We are looking into replacing our aging filers and locally attached raid disks with some kind of SAN/NAS solution. I'm the filer admin, so naturally I would like to see us buy Netapp. But I think the Oracle folks are going to push for EMC.
Our Oracle folks have this situation where they need to make a copy of a 500G production Oracle instance every night and ship it to a data warehouse server. Then they do some automatic updates on the warehouse instance and make it available for querying.
I know that both Netapp and EMC have efficient ways of handling this where you only need to copy part of the data. For example, on a Netapp we could use snapmirror and EMC claims to have similar functionality.
However, the Oracle folks want to know what a worst case scenario would be, where you simply must copy all the data rather than just snapmirror the changes. It looks like EMC would probably be able to handle this sort of bulk copy faster than a comparable filer.
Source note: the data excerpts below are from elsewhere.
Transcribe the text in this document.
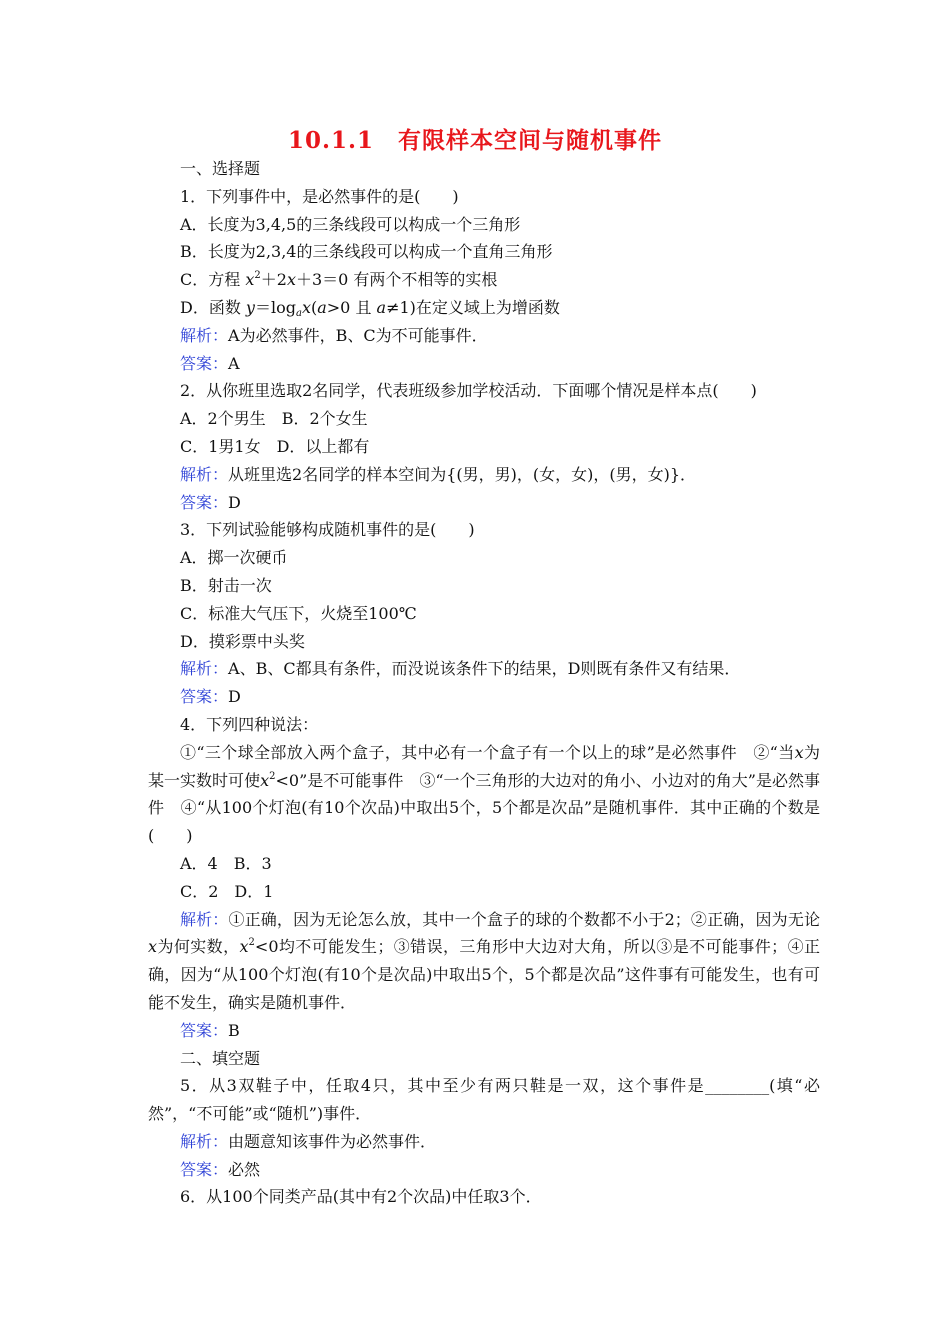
10.1.1　有限样本空间与随机事件
一、选择题
1．下列事件中，是必然事件的是(　　)
A．长度为3,4,5的三条线段可以构成一个三角形
B．长度为2,3,4的三条线段可以构成一个直角三角形
C．方程 $x^2+2x+3=0$ 有两个不相等的实根
D．函数 $y=\log_ax(a>0$ 且 a≠1)在定义域上为增函数
解析：A为必然事件，B、C为不可能事件．
答案：A
2．从你班里选取2名同学，代表班级参加学校活动．下面哪个情况是样本点(　　)
A．2个男生　B．2个女生
C．1男1女　D．以上都有
解析：从班里选2名同学的样本空间为{(男，男)，(女，女)，(男，女)}．
答案：D
3．下列试验能够构成随机事件的是(　　)
A．掷一次硬币
B．射击一次
C．标准大气压下，火烧至100℃
D．摸彩票中头奖
解析：A、B、C都具有条件，而没说该条件下的结果，D则既有条件又有结果．
答案：D
4．下列四种说法：
①“三个球全部放入两个盒子，其中必有一个盒子有一个以上的球”是必然事件　②“当x为某一实数时可使$x^2<0$”是不可能事件　③“一个三角形的大边对的角小、小边对的角大”是必然事件　④“从100个灯泡(有10个次品)中取出5个，5个都是次品”是随机事件．其中正确的个数是(　　)
A．4　B．3
C．2　D．1
解析：①正确，因为无论怎么放，其中一个盒子的球的个数都不小于2；②正确，因为无论x为何实数，$x^2<0$均不可能发生；③错误，三角形中大边对大角，所以③是不可能事件；④正确，因为“从100个灯泡(有10个是次品)中取出5个，5个都是次品”这件事有可能发生，也有可能不发生，确实是随机事件．
答案：B
二、填空题
5．从3双鞋子中，任取4只，其中至少有两只鞋是一双，这个事件是________(填“必然”，“不可能”或“随机”)事件．
解析：由题意知该事件为必然事件．
答案：必然
6．从100个同类产品(其中有2个次品)中任取3个．
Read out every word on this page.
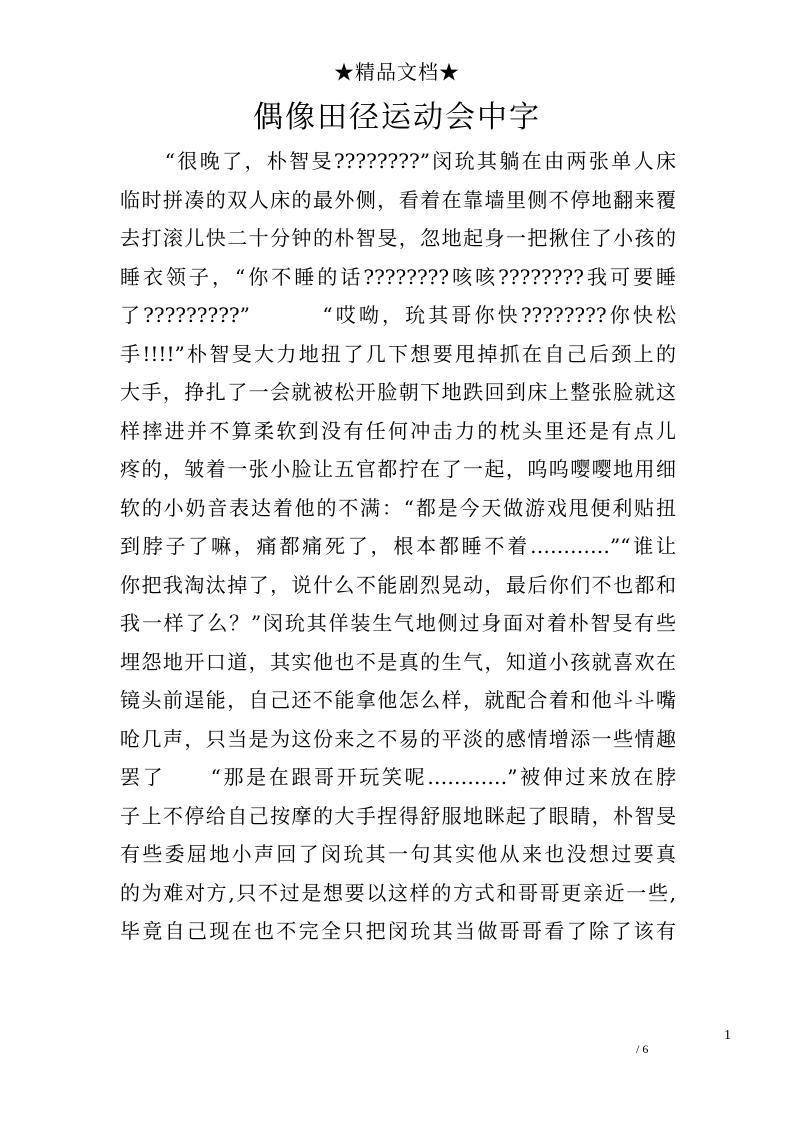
★精品文档★
偶像田径运动会中字
　　“很晚了，朴智旻????????”闵玧其躺在由两张单人床
临时拼凑的双人床的最外侧，看着在靠墙里侧不停地翻来覆
去打滚儿快二十分钟的朴智旻，忽地起身一把揪住了小孩的
睡衣领子，“你不睡的话????????咳咳????????我可要睡
了?????????”　　　“哎呦，玧其哥你快????????你快松
手!!!!”朴智旻大力地扭了几下想要甩掉抓在自己后颈上的
大手，挣扎了一会就被松开脸朝下地跌回到床上整张脸就这
样摔进并不算柔软到没有任何冲击力的枕头里还是有点儿
疼的，皱着一张小脸让五官都拧在了一起，呜呜嘤嘤地用细
软的小奶音表达着他的不满：“都是今天做游戏甩便利贴扭
到脖子了嘛，痛都痛死了，根本都睡不着…………”“谁让
你把我淘汰掉了，说什么不能剧烈晃动，最后你们不也都和
我一样了么？”闵玧其佯装生气地侧过身面对着朴智旻有些
埋怨地开口道，其实他也不是真的生气，知道小孩就喜欢在
镜头前逞能，自己还不能拿他怎么样，就配合着和他斗斗嘴
呛几声，只当是为这份来之不易的平淡的感情增添一些情趣
罢了　　“那是在跟哥开玩笑呢…………”被伸过来放在脖
子上不停给自己按摩的大手捏得舒服地眯起了眼睛，朴智旻
有些委屈地小声回了闵玧其一句其实他从来也没想过要真
的为难对方,只不过是想要以这样的方式和哥哥更亲近一些,
毕竟自己现在也不完全只把闵玧其当做哥哥看了除了该有
1
/ 6
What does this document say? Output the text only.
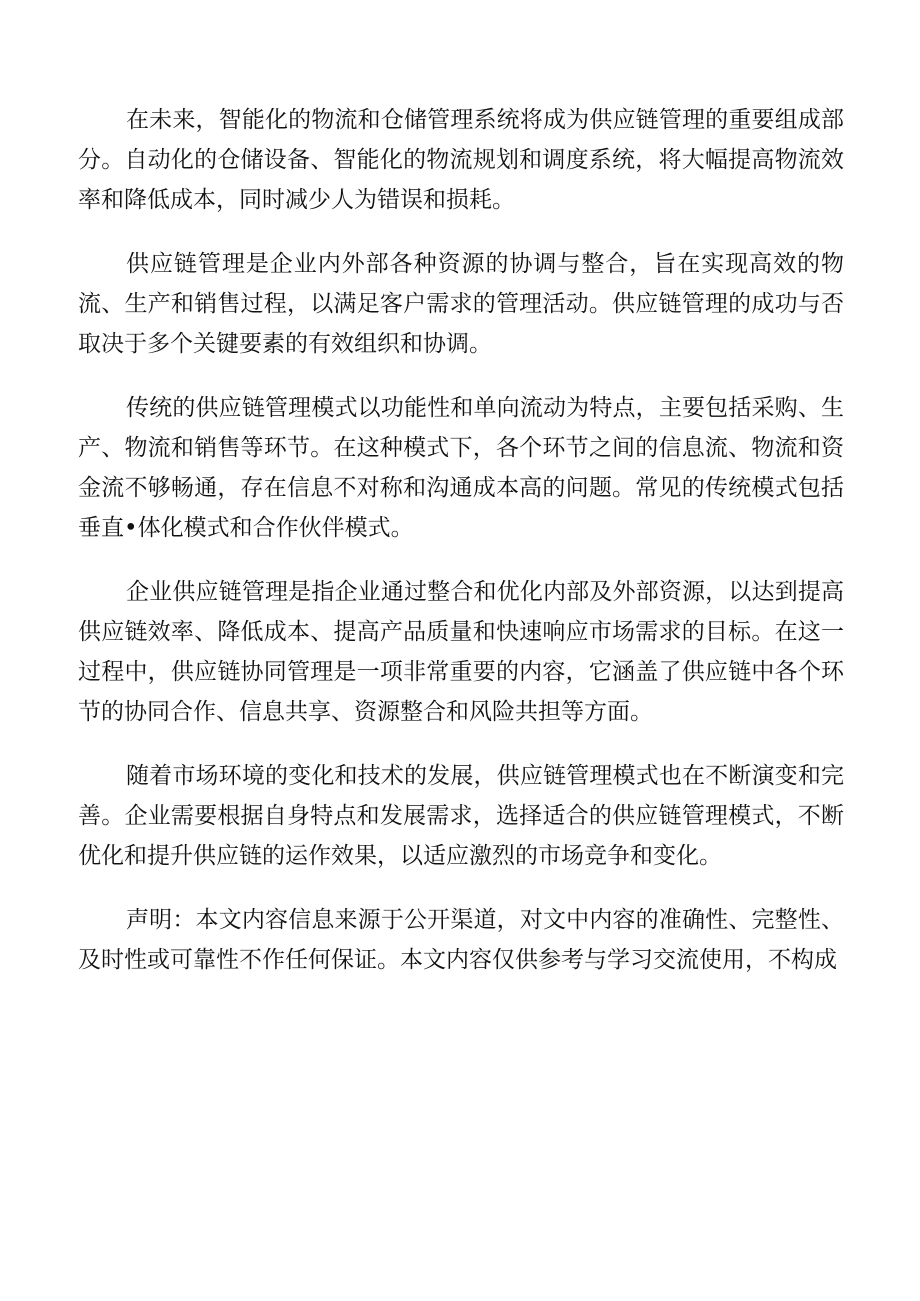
在未来，智能化的物流和仓储管理系统将成为供应链管理的重要组成部分。自动化的仓储设备、智能化的物流规划和调度系统，将大幅提高物流效率和降低成本，同时减少人为错误和损耗。

供应链管理是企业内外部各种资源的协调与整合，旨在实现高效的物流、生产和销售过程，以满足客户需求的管理活动。供应链管理的成功与否取决于多个关键要素的有效组织和协调。

传统的供应链管理模式以功能性和单向流动为特点，主要包括采购、生产、物流和销售等环节。在这种模式下，各个环节之间的信息流、物流和资金流不够畅通，存在信息不对称和沟通成本高的问题。常见的传统模式包括垂直•体化模式和合作伙伴模式。

企业供应链管理是指企业通过整合和优化内部及外部资源，以达到提高供应链效率、降低成本、提高产品质量和快速响应市场需求的目标。在这一过程中，供应链协同管理是一项非常重要的内容，它涵盖了供应链中各个环节的协同合作、信息共享、资源整合和风险共担等方面。

随着市场环境的变化和技术的发展，供应链管理模式也在不断演变和完善。企业需要根据自身特点和发展需求，选择适合的供应链管理模式，不断优化和提升供应链的运作效果，以适应激烈的市场竞争和变化。

声明：本文内容信息来源于公开渠道，对文中内容的准确性、完整性、及时性或可靠性不作任何保证。本文内容仅供参考与学习交流使用，不构成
But I was thinking that Netapp might have a better way to accomplish this. I don't know if this is supported or not, but theoretically WAFL should be able to handle it.
Instead of actually copying the Oracle instance data (which would be either a 500G LUN or a 500G NFS file) you create a virtual copy. To do this, you would allocate a new inode for the copy, but link in the same data blocks as the original inode. This would be MUCH faster than copying the data, practically instantaneous. Of course the two copies would be in the same volume.
Because WAFL always makes updates on fresh blocks, never changing existing data blocks, it would be possible to run the production instance on the original file and the warehouse instance on the virtual copy. Updates to one file would have no effect on the other. Once a day you could remove the warehouse instance and start over with a new "virtual copy".
Maybe Netapp already supports something like this. But if not, they should think about it. I think it would be very handy in the database world where people need to run tests on production data, but are loathe to test on their production instance.
I can see one problem right off the bat. Linking the same data block into more than one file is usually considered a filesystem no-no. So WAFL would need to be modified to support this, which might require some tricky bookkeeping. Perhaps each data block would need a file reference count, to indicate how many files it belongs to.
If Netapp already supports something like this, I need to tell our folks who like EMC.
If the powers that be choose EMC, how difficult will the EMC NAS product make my life? I realize this is a Netapp-centric list, so opinions will be biased.
Steve Losen scl@virginia.edu phone: 434-924-0640
University of Virginia ITC Unix Support